The project involved the following steps:
● The relevant components of the original ingredients are identified
● A sustainability score is calculated based on an external data source
● Different Machine Learning methods like PCA, UMAP, and clustering are used to find different alternative variants of the original recipe aiming to improve the sustainability scores while preserving the main properties of the original recipe
During the project, Solomon was able to develop an algorithm that could reduce the overall carbon footprint of a recipe by around 30 percent by substituting ingredients for chemically similar alternatives. VE COOK is aiming to develop this into a general process for making food production more environmentally friendly.
POSTme! - A Tool for Social Media Messaging Optimization
Students:
Sibel Yasemin Özgan,
Amalia Temneanu,
Marcela Helena Perez Ulloa
Social media environments have become remarkable platforms for companies, as they lead the way to enthusiastically communicate with users from all over the world.

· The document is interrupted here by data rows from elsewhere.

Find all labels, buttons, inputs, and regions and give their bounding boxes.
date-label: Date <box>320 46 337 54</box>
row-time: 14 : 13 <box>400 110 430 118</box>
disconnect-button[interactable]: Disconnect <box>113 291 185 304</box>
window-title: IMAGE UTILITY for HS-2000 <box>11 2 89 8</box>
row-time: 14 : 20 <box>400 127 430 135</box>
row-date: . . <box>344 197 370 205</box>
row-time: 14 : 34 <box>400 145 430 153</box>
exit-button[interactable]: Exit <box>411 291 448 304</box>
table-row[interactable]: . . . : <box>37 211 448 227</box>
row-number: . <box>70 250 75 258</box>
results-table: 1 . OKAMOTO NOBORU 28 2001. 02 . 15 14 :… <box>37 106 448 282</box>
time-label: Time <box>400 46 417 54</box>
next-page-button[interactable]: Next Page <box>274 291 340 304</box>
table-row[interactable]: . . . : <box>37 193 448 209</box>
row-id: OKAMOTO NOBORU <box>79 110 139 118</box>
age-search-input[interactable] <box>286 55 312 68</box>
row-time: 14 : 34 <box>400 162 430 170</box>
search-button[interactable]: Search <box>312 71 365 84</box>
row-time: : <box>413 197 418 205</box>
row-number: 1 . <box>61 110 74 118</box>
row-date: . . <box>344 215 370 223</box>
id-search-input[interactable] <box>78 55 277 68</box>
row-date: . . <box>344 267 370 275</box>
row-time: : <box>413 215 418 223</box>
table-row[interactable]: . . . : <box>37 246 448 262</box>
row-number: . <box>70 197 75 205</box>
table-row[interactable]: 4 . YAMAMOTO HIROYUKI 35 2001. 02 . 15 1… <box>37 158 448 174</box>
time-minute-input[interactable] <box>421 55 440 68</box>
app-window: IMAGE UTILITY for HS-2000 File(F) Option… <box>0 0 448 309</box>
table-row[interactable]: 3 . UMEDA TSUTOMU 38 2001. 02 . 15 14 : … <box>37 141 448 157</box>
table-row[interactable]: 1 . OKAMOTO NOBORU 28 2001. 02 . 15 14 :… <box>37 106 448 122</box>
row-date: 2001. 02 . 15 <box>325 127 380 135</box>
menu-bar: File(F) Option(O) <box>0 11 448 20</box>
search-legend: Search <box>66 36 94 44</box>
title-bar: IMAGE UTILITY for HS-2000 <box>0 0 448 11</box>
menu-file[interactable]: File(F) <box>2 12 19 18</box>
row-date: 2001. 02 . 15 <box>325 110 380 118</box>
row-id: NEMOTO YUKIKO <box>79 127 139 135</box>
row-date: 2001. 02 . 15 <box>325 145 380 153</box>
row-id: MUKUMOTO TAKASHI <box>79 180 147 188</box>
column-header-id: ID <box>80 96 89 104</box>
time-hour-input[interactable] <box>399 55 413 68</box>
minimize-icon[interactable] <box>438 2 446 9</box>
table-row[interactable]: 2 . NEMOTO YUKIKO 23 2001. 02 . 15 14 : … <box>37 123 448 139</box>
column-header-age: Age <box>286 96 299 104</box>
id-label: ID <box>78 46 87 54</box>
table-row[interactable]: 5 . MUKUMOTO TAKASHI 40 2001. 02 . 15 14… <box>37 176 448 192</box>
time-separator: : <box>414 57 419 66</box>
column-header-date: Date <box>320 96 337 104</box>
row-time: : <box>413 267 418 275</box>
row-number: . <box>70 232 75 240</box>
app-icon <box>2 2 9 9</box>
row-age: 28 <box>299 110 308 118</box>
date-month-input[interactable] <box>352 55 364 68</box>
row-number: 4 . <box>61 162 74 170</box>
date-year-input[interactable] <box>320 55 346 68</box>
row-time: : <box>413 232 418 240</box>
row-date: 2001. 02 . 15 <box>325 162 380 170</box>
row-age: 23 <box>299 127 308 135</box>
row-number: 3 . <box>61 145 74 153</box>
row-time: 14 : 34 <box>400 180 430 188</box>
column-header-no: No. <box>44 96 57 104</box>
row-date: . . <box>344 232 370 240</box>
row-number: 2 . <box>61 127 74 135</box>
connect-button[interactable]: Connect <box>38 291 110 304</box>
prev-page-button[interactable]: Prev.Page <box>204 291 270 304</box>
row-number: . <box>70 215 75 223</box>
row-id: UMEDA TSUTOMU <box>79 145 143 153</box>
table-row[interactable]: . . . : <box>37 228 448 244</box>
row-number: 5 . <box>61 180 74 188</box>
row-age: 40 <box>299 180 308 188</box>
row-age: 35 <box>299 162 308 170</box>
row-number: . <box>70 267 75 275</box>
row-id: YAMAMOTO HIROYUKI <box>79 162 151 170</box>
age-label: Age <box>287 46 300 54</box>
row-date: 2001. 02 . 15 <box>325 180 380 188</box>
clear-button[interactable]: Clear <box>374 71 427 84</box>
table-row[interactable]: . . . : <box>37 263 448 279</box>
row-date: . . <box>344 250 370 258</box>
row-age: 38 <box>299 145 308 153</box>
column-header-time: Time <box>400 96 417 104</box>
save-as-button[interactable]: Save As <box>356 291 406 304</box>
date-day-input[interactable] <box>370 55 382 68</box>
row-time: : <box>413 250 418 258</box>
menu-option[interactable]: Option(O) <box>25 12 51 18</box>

Hence, social media engagement has become a vital part of business success and a key part of marketing strategy. Having this in mind, a leading pharmaceutical company based in Switzerland approached SIT Academy with a specific task: to build a model which optimizes the engagement rate for Twitter and LinkedIn posts. The project team had to overcome two main challenges and these revolved around the question: How can a company improve its organic engagement rate?
POSTme! is the ultimate solution to their social media strategy. It enables the brand team to input a potential social media post in order to get an assessment of the estimated engagement rate and feedback on how it can be improved.
Sibel, Amalia, and Marcela applied syntactic parsing, entity extraction techniques, topic modelling, and sentiment analysis with pre-trained transformers and word embeddings. They tested different features and models in order to identify the best performing combinations. For explaining the results they evaluated the importance of the individual features and performed a SHAP and LIME analysis.
Figure 1: Demonstration of how the POSTme! platform is used for analysing a post.
Many thanks to our students and partners for the exciting project period!